Hazreti Hüseyin'in türbesinin hemen girişinde, karşıma bu levha çıktı: Saddam Hüseyin, peygamberin soyundan geldiğini iddia eden İran'ın o zamanki dini lideri Ayetullah Humeyni'ye özenmiş, 'Ben de peygamberin torunuyum' demiş, üstüne üstlük bir de 'şecere', yani soyağacı uydurmuş ve bu düzmece şecereyi Irak'taki hemen bütün kutsal mekánlara astırmıştı.
Aradan seneler geçti ve Irak'taki 'Seyyidler ve Şerifler Vakfı', bu hafta başında Saddam Hüseyin'in 'seyyidlik şeceresinin' iptal edildiğini, zira şecerenin devrik liderin zoruyla hazırlanmış olduğunu ve gerçekle bir alákasının bulunmadığını açıkladı.
Saddam'ın bu düzmece şeceresinin fotoğrafını, dinin siyasete ne şekilde álet edilebileceğinin bizde pek başvurulmamış çok güzel bir örneğini teşkil ettiği için yayınlıyorum.
Bağdat’a lider olacak kişi ölümlerden ölüm beğenmeli
Irak liderlerinin hiçbiri, yatağında huzur içerisinde can vermedi.
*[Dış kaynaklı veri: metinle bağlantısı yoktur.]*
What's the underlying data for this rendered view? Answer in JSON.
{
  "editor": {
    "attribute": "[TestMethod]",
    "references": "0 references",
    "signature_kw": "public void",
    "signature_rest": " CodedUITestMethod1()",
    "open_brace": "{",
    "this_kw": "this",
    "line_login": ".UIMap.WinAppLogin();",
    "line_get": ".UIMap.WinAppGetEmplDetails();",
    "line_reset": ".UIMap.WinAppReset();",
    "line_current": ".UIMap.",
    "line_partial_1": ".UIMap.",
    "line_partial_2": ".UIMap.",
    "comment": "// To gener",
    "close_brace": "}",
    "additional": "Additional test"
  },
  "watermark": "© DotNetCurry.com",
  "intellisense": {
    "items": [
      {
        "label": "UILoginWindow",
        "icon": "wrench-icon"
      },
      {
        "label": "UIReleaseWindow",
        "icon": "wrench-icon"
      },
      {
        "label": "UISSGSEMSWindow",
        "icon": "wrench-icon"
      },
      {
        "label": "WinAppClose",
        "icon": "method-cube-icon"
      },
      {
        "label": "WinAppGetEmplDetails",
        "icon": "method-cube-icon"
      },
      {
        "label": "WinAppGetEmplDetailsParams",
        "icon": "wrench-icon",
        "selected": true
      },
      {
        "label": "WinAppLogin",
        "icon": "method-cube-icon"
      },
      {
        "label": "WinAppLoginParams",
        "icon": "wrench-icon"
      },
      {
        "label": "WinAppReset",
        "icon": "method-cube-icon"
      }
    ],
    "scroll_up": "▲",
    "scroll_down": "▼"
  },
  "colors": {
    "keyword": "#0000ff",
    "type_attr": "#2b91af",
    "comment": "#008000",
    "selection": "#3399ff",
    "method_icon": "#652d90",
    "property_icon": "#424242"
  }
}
Ya kanlı bir darbeyle devrildiler, ya nereden geldiği belli olmayan kazalara uğradılar, yahut 'sağlık problemleri yüzünden görevden ayrılmak zorunda kaldıkları' açıklandı ve bu şekilde gidenlerin akıbetleri de tam olarak öğrenilemedi.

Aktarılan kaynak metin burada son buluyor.